Male Sprague-Dawley rats were given daily injections of copper (2.5 mg Cu 2+/kg body wt as copper sulfate in 0.9% NaCl) for 1–10 days. Rats were sacrificed at various time intervals and the perfused livers were fractionated. Copper in the total liver and cytosol were measured and the cytosol was further examined after chromatography on Sephadex G-75. Copper accumulated predominantly in the particulate fractions of the liver after ip injection of copper; whereas 46% of the copper added in vitro was found in the cytosol. The distribution of copper within the cytosol was different when copper was added in vivo or in vitro. In the former case, as much as 60% of the copper co-chromatographed with proteins of molecular weight 11,500–14,000 (C-peak proteins) whereas in the latter case the added copper was bound to high molecular-weight proteins (>100,000).

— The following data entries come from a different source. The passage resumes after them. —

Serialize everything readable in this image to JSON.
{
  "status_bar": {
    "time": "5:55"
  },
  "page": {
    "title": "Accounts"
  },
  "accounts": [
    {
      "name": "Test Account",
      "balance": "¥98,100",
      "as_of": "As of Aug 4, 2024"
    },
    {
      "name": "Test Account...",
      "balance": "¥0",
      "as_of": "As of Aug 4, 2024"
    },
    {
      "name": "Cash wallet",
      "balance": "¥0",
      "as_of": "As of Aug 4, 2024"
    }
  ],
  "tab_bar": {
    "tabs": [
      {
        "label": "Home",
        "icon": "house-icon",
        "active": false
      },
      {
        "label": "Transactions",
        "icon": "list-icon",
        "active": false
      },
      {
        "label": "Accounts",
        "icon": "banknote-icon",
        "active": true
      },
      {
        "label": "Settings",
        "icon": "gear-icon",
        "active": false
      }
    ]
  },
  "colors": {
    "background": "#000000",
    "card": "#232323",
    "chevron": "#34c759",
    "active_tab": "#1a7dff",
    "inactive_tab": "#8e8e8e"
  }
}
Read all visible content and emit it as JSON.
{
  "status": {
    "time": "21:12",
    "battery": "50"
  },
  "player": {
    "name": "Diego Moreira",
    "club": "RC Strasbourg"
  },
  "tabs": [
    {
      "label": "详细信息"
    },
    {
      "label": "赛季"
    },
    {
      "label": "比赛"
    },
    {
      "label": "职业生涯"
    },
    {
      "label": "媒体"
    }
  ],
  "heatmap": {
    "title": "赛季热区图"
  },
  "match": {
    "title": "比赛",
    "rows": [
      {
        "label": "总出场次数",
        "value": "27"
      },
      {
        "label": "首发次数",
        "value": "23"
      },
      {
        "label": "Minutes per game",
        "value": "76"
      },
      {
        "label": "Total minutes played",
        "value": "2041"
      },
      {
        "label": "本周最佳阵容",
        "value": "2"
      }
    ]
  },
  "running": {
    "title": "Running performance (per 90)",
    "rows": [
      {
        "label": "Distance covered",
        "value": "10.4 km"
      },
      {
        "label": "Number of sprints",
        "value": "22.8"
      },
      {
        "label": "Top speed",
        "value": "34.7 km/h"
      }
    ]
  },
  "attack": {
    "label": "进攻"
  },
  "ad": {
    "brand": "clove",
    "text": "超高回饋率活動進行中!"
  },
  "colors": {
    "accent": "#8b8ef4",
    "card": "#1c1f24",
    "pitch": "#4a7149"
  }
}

Copper loading favored the binding of copper to the C-peak proteins in rat liver cytosol. The copper in the C-peak decreased exponentially when the copper injections were terminated. Acrylamide gel electrophoresis was used to determine the protein content of cooper-containing fractions prepared using Sephadex G-75. A protein has been identified which may act as a transport protein and whose copper content depends on the degree of copper balance in the rat; i.e., it varies with the total liver copper. The nature of the copper-binding to the C-peak proteins was also discussed.